AI result: when a user asks "employment lawyer" to ChatGPT or Perplexity, the firm never appears. AI engines cite directories (Avvo, Martindale) and general information sites.
Actions implemented
- Individual author pages for each partner, with degrees, bar registration, specializations, publications, and enriched Person schema
- 30 structured FAQs on employment law, with FAQPage schema, statutory references, and update dates
- LegalService schema on the homepage with address, bar affiliation, practice areas, hours
- Directory harmonization: profiles updated on state bar, LinkedIn, Google Business Profile, Avvo
- 2 op-eds published in specialized media with full bio and link to the site
Results after 8 weeks
The firm begins appearing in Perplexity answers for queries like "wrongful termination statute of limitations" and "employment tribunal compensation 2026." ChatGPT mentions it among sources when a user asks about employment law. Organic traffic increases by 40% thanks to FAQs that also rank on Google.
Total investment: about 3 days of work spread over 2 months. Return: a continuous flow of qualified prospects via a channel competitors aren't exploiting yet.
Measure your practice's AI visibility. Free GEO audit in 30 seconds.
Analyze my site for free →How Detekia helps YMYL professionals
Law firms, healthcare practitioners, and accountants don't have time to become GEO specialists. That's precisely Detekia's role.
Our free GEO audit analyzes your site on the 7 AI citability criteria and identifies gaps specific to YMYL sites:
- Missing schema detection: Person, Physician, LegalService, FAQPage
- Author page analysis: visible credentials, degrees, professional affiliations
- AI accessibility check: do GPTBot, ClaudeBot, PerplexityBot have access to your content?

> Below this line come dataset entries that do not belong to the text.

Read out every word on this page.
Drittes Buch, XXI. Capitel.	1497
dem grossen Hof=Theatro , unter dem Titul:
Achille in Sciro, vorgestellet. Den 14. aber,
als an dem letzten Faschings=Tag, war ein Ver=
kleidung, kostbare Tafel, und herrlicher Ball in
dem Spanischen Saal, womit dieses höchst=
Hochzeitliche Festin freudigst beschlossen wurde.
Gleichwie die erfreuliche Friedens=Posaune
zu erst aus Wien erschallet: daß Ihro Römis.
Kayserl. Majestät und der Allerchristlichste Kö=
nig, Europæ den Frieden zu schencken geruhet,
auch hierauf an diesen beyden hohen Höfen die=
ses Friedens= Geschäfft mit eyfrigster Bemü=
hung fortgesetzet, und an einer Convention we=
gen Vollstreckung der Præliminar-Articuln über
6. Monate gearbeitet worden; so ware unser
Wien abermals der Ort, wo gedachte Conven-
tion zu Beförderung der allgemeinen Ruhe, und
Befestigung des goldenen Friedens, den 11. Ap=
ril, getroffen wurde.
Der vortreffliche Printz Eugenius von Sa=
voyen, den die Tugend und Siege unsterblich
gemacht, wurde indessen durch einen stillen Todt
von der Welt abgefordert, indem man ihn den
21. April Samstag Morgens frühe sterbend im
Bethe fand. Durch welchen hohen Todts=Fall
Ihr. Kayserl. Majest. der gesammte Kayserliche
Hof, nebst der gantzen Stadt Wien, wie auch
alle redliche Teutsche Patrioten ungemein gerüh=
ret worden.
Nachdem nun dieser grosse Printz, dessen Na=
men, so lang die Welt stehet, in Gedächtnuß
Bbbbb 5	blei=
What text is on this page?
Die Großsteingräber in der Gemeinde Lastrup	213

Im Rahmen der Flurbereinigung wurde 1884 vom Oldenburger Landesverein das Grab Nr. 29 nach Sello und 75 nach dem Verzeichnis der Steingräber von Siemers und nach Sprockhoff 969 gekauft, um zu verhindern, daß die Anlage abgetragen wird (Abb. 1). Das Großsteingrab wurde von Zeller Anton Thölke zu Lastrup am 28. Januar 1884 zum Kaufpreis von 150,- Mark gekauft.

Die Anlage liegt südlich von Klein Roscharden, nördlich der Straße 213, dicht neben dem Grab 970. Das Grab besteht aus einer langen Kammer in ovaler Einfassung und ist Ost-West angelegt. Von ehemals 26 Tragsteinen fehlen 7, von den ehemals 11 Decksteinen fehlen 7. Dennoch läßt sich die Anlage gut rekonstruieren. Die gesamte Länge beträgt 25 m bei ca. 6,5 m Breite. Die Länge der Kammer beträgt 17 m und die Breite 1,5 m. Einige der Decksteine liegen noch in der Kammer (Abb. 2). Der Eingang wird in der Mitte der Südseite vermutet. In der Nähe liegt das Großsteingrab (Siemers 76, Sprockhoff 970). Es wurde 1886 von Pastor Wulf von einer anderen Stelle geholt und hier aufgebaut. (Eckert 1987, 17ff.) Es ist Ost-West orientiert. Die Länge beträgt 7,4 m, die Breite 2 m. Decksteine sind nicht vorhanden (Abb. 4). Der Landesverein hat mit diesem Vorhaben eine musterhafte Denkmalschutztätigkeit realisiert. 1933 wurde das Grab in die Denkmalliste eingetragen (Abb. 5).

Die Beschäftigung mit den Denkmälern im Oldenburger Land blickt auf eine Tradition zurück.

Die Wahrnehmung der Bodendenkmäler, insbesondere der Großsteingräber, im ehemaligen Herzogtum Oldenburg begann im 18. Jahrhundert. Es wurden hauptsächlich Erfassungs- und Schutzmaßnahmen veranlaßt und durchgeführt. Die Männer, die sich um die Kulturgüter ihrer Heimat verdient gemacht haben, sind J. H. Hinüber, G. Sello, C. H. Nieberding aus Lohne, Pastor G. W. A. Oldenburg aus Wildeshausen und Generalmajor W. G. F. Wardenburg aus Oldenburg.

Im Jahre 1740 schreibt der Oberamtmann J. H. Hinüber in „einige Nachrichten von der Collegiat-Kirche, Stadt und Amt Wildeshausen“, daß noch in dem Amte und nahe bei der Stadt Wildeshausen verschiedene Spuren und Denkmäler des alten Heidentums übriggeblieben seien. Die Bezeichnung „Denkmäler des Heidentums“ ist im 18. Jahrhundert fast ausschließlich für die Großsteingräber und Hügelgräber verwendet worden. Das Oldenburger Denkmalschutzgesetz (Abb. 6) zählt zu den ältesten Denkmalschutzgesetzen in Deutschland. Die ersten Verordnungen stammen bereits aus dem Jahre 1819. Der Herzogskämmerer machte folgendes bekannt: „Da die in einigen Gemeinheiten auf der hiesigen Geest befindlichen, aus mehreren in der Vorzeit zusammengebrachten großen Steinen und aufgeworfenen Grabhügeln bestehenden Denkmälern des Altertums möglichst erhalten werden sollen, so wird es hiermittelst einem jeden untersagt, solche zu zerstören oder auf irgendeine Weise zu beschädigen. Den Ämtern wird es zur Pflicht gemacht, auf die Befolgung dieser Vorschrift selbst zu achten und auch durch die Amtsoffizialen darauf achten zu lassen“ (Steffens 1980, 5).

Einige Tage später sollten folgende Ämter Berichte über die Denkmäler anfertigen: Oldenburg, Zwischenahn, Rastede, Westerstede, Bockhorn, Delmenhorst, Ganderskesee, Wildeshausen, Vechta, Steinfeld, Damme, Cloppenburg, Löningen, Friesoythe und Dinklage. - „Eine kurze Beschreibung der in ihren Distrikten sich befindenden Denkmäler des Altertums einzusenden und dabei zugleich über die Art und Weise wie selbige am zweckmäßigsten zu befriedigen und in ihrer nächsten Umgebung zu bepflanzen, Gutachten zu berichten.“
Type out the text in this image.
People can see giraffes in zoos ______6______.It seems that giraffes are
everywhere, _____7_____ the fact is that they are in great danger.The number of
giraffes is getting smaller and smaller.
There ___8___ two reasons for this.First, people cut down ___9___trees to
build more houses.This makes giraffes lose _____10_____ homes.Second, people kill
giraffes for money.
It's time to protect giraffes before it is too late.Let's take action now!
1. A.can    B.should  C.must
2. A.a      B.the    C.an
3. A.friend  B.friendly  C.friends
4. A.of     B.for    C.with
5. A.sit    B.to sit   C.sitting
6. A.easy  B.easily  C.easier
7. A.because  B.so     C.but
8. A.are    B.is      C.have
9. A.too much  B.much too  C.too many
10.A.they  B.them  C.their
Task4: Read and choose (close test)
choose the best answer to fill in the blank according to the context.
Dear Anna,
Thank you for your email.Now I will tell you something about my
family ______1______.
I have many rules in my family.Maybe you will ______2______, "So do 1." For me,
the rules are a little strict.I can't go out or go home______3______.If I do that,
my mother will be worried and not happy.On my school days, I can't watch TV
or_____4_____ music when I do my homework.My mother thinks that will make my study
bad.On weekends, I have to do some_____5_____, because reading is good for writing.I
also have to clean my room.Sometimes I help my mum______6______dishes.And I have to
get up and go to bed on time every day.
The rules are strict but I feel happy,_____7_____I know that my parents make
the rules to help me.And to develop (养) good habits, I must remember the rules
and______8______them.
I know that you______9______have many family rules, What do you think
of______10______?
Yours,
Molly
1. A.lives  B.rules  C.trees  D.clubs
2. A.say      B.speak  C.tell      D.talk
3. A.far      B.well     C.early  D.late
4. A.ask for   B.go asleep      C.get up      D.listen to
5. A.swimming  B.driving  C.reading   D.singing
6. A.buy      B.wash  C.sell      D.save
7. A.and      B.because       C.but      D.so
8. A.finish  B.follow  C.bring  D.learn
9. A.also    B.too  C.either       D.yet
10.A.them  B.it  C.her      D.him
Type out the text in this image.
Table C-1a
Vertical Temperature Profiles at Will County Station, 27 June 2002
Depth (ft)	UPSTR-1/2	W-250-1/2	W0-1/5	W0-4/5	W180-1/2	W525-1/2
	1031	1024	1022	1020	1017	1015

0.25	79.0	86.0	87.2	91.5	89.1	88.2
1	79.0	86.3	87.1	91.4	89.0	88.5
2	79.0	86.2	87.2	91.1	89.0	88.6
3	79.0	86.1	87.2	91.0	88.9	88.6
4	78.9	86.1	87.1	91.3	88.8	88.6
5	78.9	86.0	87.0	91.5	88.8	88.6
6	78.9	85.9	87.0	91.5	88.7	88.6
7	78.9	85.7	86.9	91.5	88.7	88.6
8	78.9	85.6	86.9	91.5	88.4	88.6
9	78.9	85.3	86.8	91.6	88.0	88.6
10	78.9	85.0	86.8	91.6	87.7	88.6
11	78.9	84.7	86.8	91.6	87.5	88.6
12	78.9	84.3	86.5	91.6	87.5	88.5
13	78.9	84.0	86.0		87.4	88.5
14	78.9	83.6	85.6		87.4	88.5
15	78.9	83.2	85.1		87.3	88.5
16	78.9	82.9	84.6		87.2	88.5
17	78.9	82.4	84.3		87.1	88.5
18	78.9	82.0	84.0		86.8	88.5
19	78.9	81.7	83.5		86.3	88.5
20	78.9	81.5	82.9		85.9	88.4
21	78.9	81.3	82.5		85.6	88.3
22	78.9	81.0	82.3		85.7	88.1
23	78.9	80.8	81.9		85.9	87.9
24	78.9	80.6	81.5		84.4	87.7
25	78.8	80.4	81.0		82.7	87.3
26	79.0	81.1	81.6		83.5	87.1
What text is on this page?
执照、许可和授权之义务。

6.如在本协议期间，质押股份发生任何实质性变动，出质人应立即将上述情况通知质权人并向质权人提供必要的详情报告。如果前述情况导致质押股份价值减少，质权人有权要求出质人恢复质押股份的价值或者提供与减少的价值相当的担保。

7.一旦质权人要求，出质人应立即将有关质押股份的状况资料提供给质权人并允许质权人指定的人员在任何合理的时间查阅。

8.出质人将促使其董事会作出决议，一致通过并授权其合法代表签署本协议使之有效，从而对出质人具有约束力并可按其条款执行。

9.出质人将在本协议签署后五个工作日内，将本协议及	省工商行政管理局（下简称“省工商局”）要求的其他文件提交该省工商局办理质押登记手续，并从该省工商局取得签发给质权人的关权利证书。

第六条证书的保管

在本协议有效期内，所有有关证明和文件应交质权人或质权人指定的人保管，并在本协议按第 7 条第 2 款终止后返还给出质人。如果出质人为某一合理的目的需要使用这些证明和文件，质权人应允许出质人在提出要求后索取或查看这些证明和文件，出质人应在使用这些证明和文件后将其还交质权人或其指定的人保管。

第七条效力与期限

- Freshness evaluation: publication and modification dates, update signals
- Citability score by topic: on which queries does your site have a chance of being cited?
In 30 seconds, you get a clear diagnosis with prioritized recommendations. YMYL professionals often start with a low score (due to lack of content and structured data) but progress quickly: their credentials are already there, they just need to be made visible to AI engines.
Conclusion: credibility is your best GEO asset
Regulated professions have a structural advantage in the race for AI visibility. Degrees, professional registrations, publications, field experience: everything that constitutes your professional legitimacy is exactly what AI engines look for to cite a YMYL source.
The challenge isn't creating credibility. It already exists. The challenge is making it machine-readable: structured author pages, enriched JSON-LD schemas, sourced FAQs, consistent presence in professional directories.
3 actions to start this week:
- Create or enrich your author page with degrees, bar/board registration, and specializations. Add the corresponding Person schema.
- Publish 5 structured FAQs on your most frequent client questions, with sources and FAQPage schema.
- Verify the consistency of your information across the 3 main directories of your profession.